Final Exam

Date & Time

Wednesday, December 10, 8:00-9:50am, PM 103

Overview

The final exam is comprehensive will cover all material from the beginning of the semester through the end but with some emphasis on material covered since Test 2. The final is more comprehensive than Test 2 was. This material includes everything discussed in lectures and covered in assignments, and aligns with chapters 1-10 from the recommended text. We have covered some additional topics (including concurrency, structural pattern matching, data, visualization, and machine learning) the text has not, and we did not specifically cover the data science additions to each chapter although some overlap with the last weeks of the course. Because this is a programming principles course, there will be questions related to principles as well as questions that involve syntax.

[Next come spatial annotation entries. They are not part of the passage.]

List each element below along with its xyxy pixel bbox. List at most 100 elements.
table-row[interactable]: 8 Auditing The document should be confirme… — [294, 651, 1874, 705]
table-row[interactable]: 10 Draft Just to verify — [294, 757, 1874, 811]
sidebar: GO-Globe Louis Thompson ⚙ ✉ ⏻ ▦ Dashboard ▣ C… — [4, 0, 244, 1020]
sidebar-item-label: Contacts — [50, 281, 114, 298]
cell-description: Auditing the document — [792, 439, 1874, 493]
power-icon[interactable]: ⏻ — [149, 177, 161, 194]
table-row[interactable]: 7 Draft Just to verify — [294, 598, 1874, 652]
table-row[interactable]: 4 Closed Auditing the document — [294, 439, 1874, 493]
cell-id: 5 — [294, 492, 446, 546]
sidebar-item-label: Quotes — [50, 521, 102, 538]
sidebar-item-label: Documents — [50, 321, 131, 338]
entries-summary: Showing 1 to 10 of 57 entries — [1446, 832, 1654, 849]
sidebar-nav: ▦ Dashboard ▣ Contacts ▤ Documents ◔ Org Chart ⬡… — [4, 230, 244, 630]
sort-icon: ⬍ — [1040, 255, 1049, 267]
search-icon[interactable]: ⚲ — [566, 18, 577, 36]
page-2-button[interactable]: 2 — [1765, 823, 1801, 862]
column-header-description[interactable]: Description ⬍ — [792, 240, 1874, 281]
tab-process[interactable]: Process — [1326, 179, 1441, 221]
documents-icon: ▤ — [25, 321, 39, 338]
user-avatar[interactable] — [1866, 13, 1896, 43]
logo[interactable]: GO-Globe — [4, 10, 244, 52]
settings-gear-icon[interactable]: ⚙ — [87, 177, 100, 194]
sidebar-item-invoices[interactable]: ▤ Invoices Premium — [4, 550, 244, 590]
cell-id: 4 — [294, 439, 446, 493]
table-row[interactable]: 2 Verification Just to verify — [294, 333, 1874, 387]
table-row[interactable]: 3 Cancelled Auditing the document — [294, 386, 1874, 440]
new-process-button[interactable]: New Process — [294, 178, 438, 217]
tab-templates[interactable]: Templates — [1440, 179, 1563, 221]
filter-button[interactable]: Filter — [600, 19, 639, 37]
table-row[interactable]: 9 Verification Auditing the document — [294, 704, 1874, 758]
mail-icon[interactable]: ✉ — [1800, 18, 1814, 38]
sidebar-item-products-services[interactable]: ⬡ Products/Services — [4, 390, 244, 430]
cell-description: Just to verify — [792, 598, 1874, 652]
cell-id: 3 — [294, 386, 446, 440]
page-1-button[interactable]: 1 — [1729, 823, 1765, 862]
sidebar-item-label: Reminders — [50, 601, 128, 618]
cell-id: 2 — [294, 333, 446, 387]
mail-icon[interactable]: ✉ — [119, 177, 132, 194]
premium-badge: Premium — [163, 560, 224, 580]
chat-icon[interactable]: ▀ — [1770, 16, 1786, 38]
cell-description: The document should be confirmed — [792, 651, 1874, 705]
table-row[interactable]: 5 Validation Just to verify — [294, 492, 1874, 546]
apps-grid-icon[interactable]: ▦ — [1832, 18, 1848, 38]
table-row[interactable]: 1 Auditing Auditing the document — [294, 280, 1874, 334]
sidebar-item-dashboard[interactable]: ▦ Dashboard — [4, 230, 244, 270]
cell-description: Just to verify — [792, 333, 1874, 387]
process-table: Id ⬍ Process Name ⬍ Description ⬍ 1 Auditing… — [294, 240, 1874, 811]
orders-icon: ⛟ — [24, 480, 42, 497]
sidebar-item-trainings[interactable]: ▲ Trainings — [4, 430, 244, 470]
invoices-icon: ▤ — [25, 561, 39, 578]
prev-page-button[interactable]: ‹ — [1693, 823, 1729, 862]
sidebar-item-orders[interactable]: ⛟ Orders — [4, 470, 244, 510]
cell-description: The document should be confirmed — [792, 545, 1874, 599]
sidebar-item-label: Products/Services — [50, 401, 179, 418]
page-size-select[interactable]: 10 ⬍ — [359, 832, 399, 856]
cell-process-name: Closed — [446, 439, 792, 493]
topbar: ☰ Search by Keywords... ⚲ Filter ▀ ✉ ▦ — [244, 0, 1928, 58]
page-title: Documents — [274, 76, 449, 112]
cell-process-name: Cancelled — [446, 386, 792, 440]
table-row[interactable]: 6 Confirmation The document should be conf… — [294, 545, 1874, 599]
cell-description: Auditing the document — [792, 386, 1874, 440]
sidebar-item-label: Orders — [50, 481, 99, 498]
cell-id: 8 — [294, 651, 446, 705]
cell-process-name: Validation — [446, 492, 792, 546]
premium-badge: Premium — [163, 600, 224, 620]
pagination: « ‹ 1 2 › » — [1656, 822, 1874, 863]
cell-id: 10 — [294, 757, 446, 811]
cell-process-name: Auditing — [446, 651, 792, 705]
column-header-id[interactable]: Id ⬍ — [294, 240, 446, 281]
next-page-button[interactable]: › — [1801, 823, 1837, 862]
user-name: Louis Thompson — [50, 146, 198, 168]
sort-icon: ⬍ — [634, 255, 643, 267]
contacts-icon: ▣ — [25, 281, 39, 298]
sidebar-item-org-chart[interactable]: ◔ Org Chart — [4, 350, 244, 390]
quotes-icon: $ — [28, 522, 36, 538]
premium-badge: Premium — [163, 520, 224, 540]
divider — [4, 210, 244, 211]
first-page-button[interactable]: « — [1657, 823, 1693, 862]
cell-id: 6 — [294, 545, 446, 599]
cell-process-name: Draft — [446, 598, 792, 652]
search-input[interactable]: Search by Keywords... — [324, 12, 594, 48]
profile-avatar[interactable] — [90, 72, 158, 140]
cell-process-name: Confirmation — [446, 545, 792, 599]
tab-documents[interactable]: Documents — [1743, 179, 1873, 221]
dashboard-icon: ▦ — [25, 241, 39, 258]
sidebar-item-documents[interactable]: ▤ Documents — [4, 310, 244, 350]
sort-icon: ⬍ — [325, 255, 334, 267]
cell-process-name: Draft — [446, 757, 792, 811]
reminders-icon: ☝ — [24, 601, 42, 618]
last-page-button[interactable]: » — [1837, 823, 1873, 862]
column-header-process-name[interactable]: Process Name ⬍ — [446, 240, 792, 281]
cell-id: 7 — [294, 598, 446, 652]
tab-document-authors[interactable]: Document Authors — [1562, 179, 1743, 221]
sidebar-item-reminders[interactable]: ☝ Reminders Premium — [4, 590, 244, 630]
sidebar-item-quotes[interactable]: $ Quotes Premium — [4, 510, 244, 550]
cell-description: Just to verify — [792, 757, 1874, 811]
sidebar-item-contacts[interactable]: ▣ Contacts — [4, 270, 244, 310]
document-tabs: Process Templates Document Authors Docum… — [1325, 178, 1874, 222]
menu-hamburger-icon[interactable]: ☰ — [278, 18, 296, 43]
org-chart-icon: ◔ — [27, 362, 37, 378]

You may be asked to write, analyze, and/or debug code.

Format

  • Multiple Choice
  • Free Response

Example Types of Questions

  • Examples from Test 1
  • Examples from Test 2
  • What are the differences between threading, multiprocessing, and the asyncio concurrency models?
  • What is the GIL and how does it impact concurrency in Python?
  • Which type of concurrency solution would you use to download a lot of files from a slow internet site and perform some light processing on them?
  • What makes a match statement different from an if-elif-else statement?
  • How do you capture variable-length sequences in a match case?
  • What are the differences between a numpy array, a tuple, and a list?
  • Write a statement to refer to a specified subarray (indexing, slicing).
  • What is the difference between a view and a copy of a numpy array?
  • What differentiates a pandas series from a numpy array?
  • What differentiates a polars series from a pandas series?
  • Given a data frame, write an expression to select the age and height columns from rows with names starting with “A”.
  • Given a data frame, which operations are used to make tidy data (i.e. melt/unpivot, pivot, transpose)?
  • Given a data frame of houses for sale in different parts of the United States, write code to find the maximum price of a house in each zipcode.
  • What is the purpose of data visualization?
  • Given a dataset, how might you create a visualization that shows all of the columns? Think about the different ways to encode data attributes.
  • What are the differences between matplotlib’s stateful and object-based styles?
  • How can multiple visualizations of the same dataset be useful?
  • Why is interaction important in visualization? What are these different types of interactions?
  • Why do we have a testing and training set in machine learning?